Так тогда думал Мальцев. Теперь, читая ему как будто знакомый «ГУЛаг», он увидел пальцы Корки. Умеющие истреблять. Хлебная пыль падала к земле — каждая пылинка превращалась в орущую голову. Крыса была жива, и чистота не была чистотой. Забавно было, что Мальцев обо всем этом знал давным-давно… и вместе с тем не знал.

К часу дня Мальцев отправлялся к площади Трокадеро. Там его ждала Таня. Вместе обедали. Она платила за себя, в метро доставала свой билетик, даже у кассы кинотеатра говорила: одно место. Делая покупки, Таня вела какие-то мудреные расчеты; и со всей серьезностью повторяла, что там-то и там-то бананы, мясо или рыба стоят дешевле на столько-то. Когда речь шла о ценах, лицо ее менялось до неузнаваемости. То же превращение происходило с ее друзьями, знакомыми: кожа на скулах слегка натягивалась, глаза становились пронзительными, губы начинали шевелиться так, будто сдерживали сильное волнение.
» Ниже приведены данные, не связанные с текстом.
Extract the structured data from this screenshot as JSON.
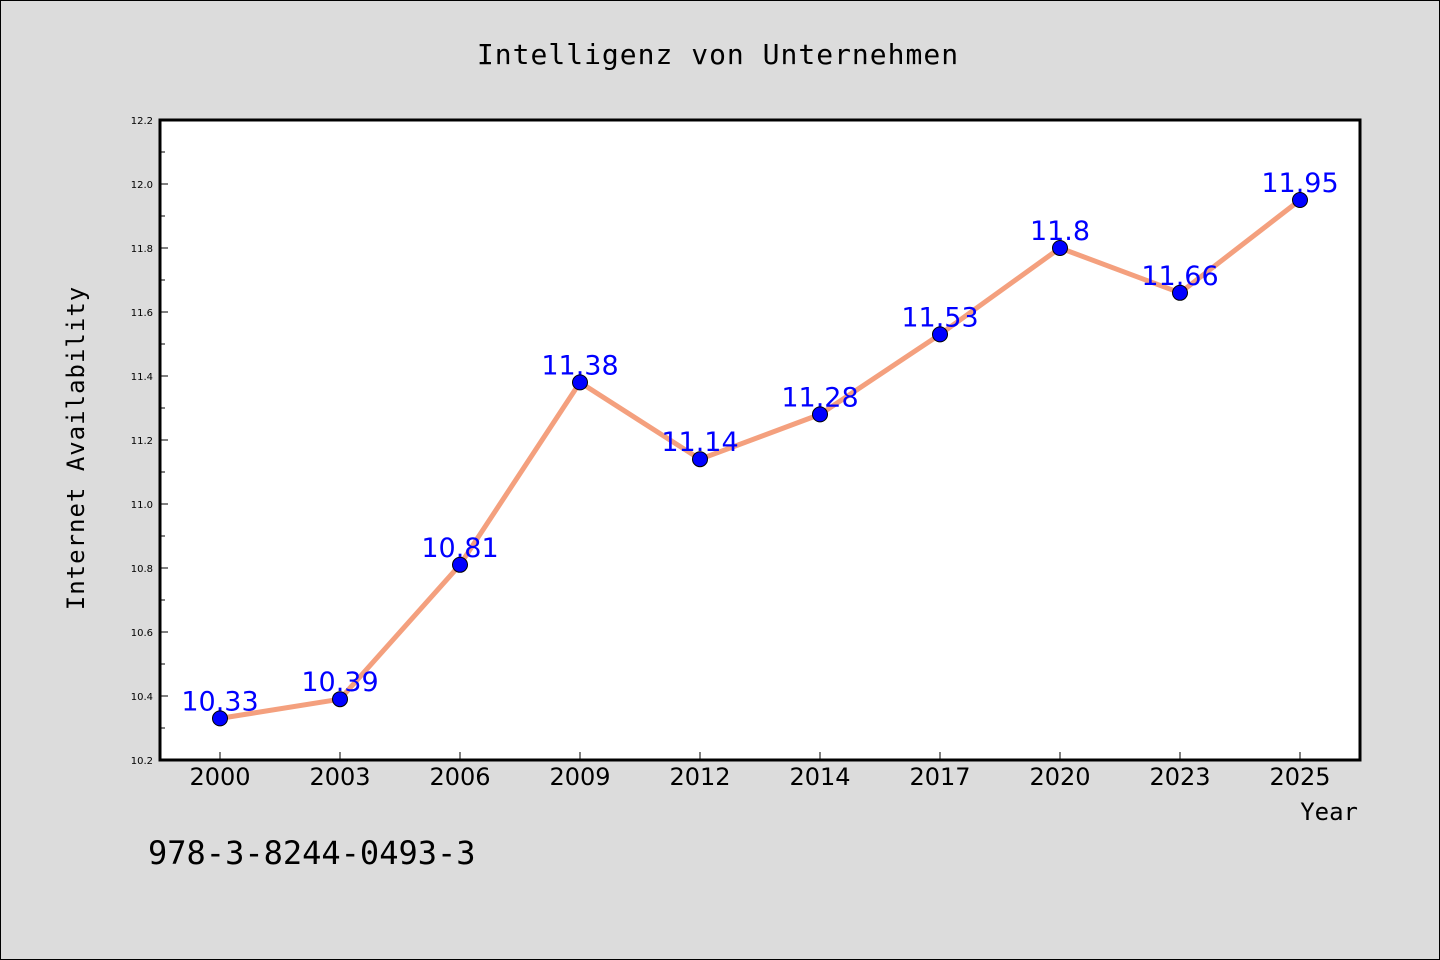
{
  "chart_data": {
    "type": "line",
    "title": "Intelligenz von Unternehmen",
    "xlabel": "Year",
    "ylabel": "Internet Availability",
    "categories": [
      "2000",
      "2003",
      "2006",
      "2009",
      "2012",
      "2014",
      "2017",
      "2020",
      "2023",
      "2025"
    ],
    "series": [
      {
        "values": [
          10.33,
          10.39,
          10.81,
          11.38,
          11.14,
          11.28,
          11.53,
          11.8,
          11.66,
          11.95
        ]
      }
    ],
    "data_labels": [
      "10.33",
      "10.39",
      "10.81",
      "11.38",
      "11.14",
      "11.28",
      "11.53",
      "11.8",
      "11.66",
      "11.95"
    ],
    "ylim": [
      10.2,
      12.2
    ],
    "yticks": [
      "10.2",
      "10.4",
      "10.6",
      "10.8",
      "11.0",
      "11.2",
      "11.4",
      "11.6",
      "11.8",
      "12.0",
      "12.2"
    ],
    "grid": false,
    "line_color": "#f4a07e",
    "marker_color": "#0000ff",
    "label_color": "#0000ff"
  },
  "footer": {
    "isbn": "978-3-8244-0493-3"
  }
}
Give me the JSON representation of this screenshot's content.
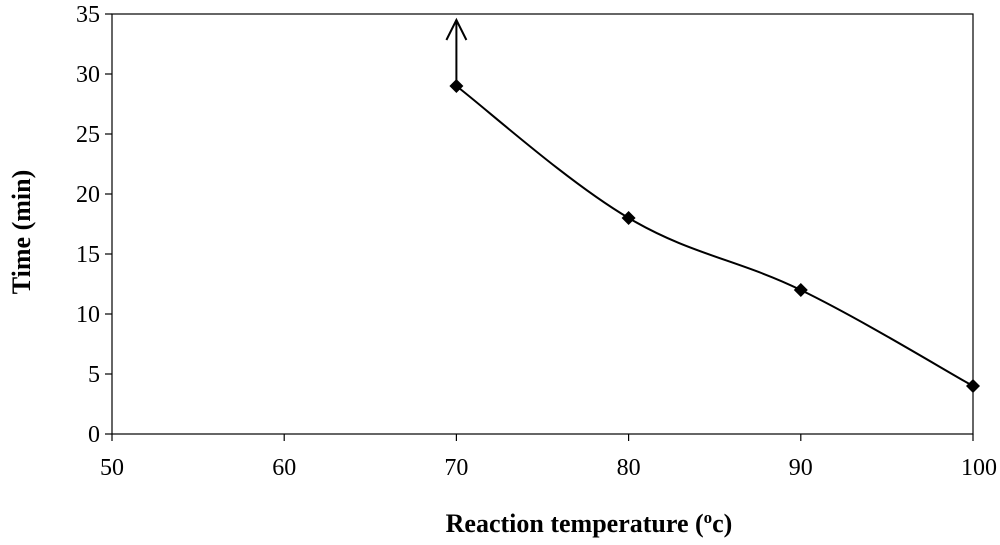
{
  "chart_data": {
    "type": "line",
    "title": "",
    "xlabel": "Reaction temperature (",
    "xlabel_sup": "o",
    "xlabel_tail": "c)",
    "ylabel": "Time (min)",
    "xlim": [
      50,
      100
    ],
    "ylim": [
      0,
      35
    ],
    "x_ticks": [
      50,
      60,
      70,
      80,
      90,
      100
    ],
    "y_ticks": [
      0,
      5,
      10,
      15,
      20,
      25,
      30,
      35
    ],
    "x_tick_labels": [
      "50",
      "60",
      "70",
      "80",
      "90",
      "100"
    ],
    "y_tick_labels": [
      "0",
      "5",
      "10",
      "15",
      "20",
      "25",
      "30",
      "35"
    ],
    "grid": false,
    "legend": "none",
    "marker": "diamond",
    "line_color": "#000000",
    "series": [
      {
        "x": [
          70,
          80,
          90,
          100
        ],
        "y": [
          29,
          18,
          12,
          4
        ]
      }
    ],
    "annotations": [
      {
        "type": "arrow-up",
        "from": [
          70,
          29
        ],
        "to": [
          70,
          35
        ]
      }
    ]
  }
}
Мальцеву было противно. Появившаяся было любовь к деньгам уходила из него. Бумажки, которые он еще несколько дней назад голубил, копил, делали Мальцева похожим на этих людей. Они говорили о ценах — не о том, как достать больше денег, не о том, что делать с деньгами, — только о ценах.

По вечерам Мальцев покупал несколько бутылок вина и слушал разговоры приходивших к Тане французов. Они говорили о ценах, о еде, о ценах, об автомобилях, о ценах, о «комбайне» с выносными динамиками, о ценах, о женщинах и иногда о политике.
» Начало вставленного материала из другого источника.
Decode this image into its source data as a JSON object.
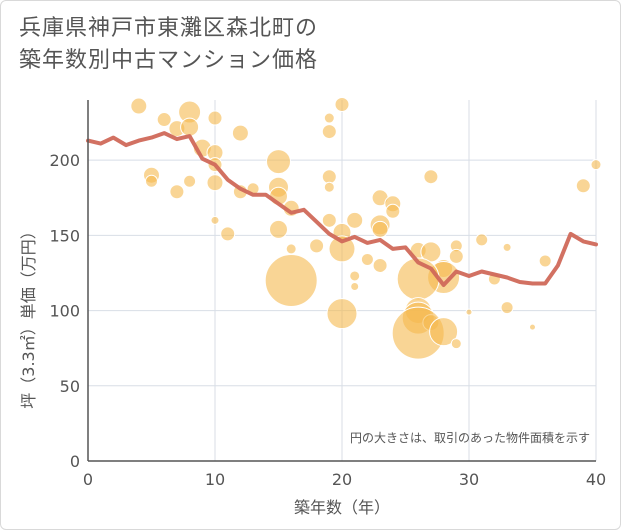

Чего-то хотели, так, мимолетного, но в основном все презирали, требовали разрушения всего видимого, а о невидимом не думали и вместе с тем желали всего.
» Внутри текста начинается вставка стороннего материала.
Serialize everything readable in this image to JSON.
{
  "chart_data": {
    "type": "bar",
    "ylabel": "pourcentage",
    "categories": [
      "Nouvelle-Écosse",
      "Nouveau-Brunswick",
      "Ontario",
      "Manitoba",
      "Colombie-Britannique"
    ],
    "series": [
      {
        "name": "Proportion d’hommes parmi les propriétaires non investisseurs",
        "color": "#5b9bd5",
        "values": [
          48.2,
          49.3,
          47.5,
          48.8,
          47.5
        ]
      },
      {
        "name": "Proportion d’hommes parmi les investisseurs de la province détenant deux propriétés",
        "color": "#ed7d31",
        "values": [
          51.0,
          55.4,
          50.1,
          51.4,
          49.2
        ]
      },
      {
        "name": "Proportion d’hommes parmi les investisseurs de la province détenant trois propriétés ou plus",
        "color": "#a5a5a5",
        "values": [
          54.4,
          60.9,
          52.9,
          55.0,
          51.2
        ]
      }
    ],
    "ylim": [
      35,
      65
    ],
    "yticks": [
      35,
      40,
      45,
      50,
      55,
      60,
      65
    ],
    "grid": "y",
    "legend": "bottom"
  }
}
Мальцев лил в себя вино. Ему было тяжко. Все вокруг него родились свободными. Это было красиво. Он прикинул и отчетливо подумал, что люди, которым не нужно защищать свободу, перестают ее ценить. Вот этот долговязый орет об эксплуатации. А-а-а-а!

От впечатлений чугунным звоном пухла голова. И было больно быть таким нищим. В Москве хотят всеми потрохами того, чего не ценят эти все оценивающие люди.

Он уставал; едва последний гость уходил, валился на кровать и тяжело смотрел, как раздевалась Таня. Становилась неприятной ее молочно-желтая кожа на пятках.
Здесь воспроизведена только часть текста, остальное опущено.